Say I have 10 cases in which I assessed whether the leader came from the majority or the minority.

Leader <- c(1,1,1,1,0,1,1,1,0,1,0,0,0,0,1,0,0,0,1,0)

Case <- as.factor(c(1,2,3,4,5,6,7,8,9,10,1,2,3,4,5,6,7,8,9,10))

Majority <- as.factor(c("Maj","Maj","Maj","Maj","Maj","Maj","Maj","Maj","Maj","Maj",

"Min","Min","Min","Min","Min","Min","Min","Min","Min","Min"))

leadMaj <- data.frame(Leader,Case,Majority)
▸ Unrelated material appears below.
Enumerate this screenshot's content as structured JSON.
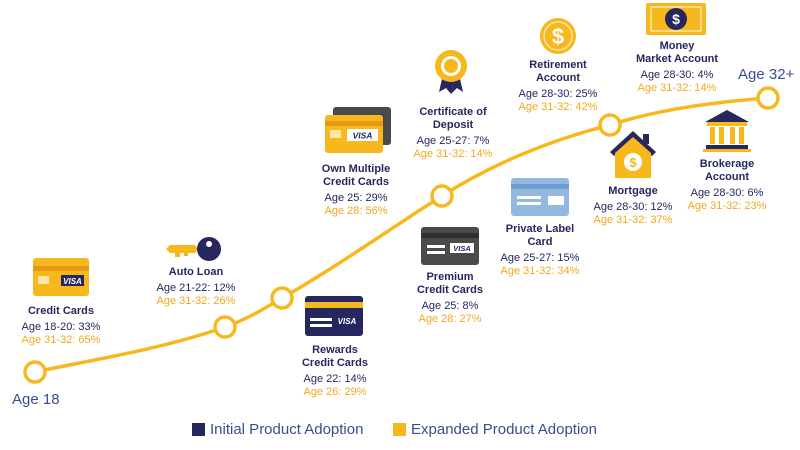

binomial.glmer <- glmer(Leader ~ Majority + (1|Case),

family = binomial, data = leadMaj)

summary(binomial.glmer)

The outcome says that being from the minority drastically decreases the probability to lead the group

Generalized linear mixed model fit by maximum likelihood (Laplace Approximation) [glmerMod]
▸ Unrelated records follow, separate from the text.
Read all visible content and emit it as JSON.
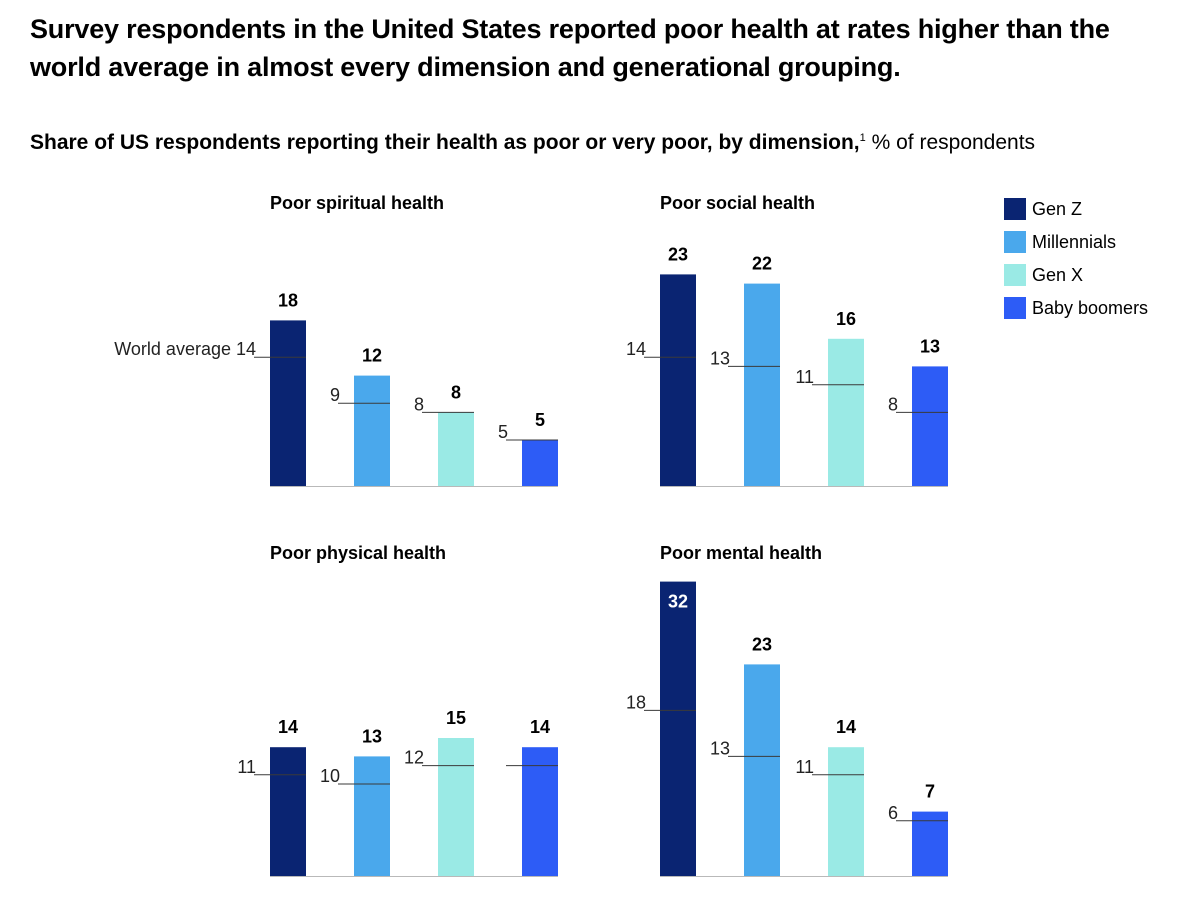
{
  "headline": "Survey respondents in the United States reported poor health at rates higher than the world average in almost every dimension and generational grouping.",
  "subtitle": {
    "bold": "Share of US respondents reporting their health as poor or very poor, by dimension,",
    "footnote": "1",
    "rest": " % of respondents"
  },
  "legend": [
    {
      "label": "Gen Z",
      "color": "#0a2472"
    },
    {
      "label": "Millennials",
      "color": "#4aa8ec"
    },
    {
      "label": "Gen X",
      "color": "#9aeae5"
    },
    {
      "label": "Baby boomers",
      "color": "#2d5cf6"
    }
  ],
  "chart_data": [
    {
      "type": "bar",
      "title": "Poor spiritual health",
      "categories": [
        "Gen Z",
        "Millennials",
        "Gen X",
        "Baby boomers"
      ],
      "values": [
        18,
        12,
        8,
        5
      ],
      "world_average": [
        14,
        9,
        8,
        5
      ],
      "world_average_labels": [
        "World average 14",
        "9",
        "8",
        "5"
      ],
      "ylim": [
        0,
        32
      ]
    },
    {
      "type": "bar",
      "title": "Poor social health",
      "categories": [
        "Gen Z",
        "Millennials",
        "Gen X",
        "Baby boomers"
      ],
      "values": [
        23,
        22,
        16,
        13
      ],
      "world_average": [
        14,
        13,
        11,
        8
      ],
      "world_average_labels": [
        "14",
        "13",
        "11",
        "8"
      ],
      "ylim": [
        0,
        32
      ]
    },
    {
      "type": "bar",
      "title": "Poor physical health",
      "categories": [
        "Gen Z",
        "Millennials",
        "Gen X",
        "Baby boomers"
      ],
      "values": [
        14,
        13,
        15,
        14
      ],
      "world_average": [
        11,
        10,
        12,
        12
      ],
      "world_average_labels": [
        "11",
        "10",
        "12",
        ""
      ],
      "ylim": [
        0,
        32
      ]
    },
    {
      "type": "bar",
      "title": "Poor mental health",
      "categories": [
        "Gen Z",
        "Millennials",
        "Gen X",
        "Baby boomers"
      ],
      "values": [
        32,
        23,
        14,
        7
      ],
      "world_average": [
        18,
        13,
        11,
        6
      ],
      "world_average_labels": [
        "18",
        "13",
        "11",
        "6"
      ],
      "ylim": [
        0,
        32
      ]
    }
  ]
}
Family: binomial ( logit )

Formula: Leader ~ Majority + (1 | Case)

Data: leadMaj

AIC BIC logLik deviance df.resid

26 29 -10 20 17

Scaled residuals:

Min 1Q Median 3Q Max

-2.0 -0.5 0.0 0.5 2.0

Random effects:

Groups Name Variance Std.Dev.

Case (Intercept) 0 0

Number of obs: 20, groups: Case, 10

Fixed effects:

Estimate Std. Error z value Pr(>|z|)

(Intercept) 1.3863 0.7906 1.754 0.0795 .

MajorityMin -2.7726 1.1180 -2.480 0.0131 *

---

Signif. codes: 0 ‘***’ 0.001 ‘**’ 0.01 ‘*’ 0.05 ‘.’ 0.1 ‘ ’ 1

Correlation of Fixed Effects:

(Intr)

MajorityMin -0.707

However, the groups were composed of 8 individuals in the majority and 2 individuals in the minority. We can see that in 80% of the cases the majority led, which is what is expected.

So the question is: how can I include the binomial distribution with p=0.8, and not p=0.5?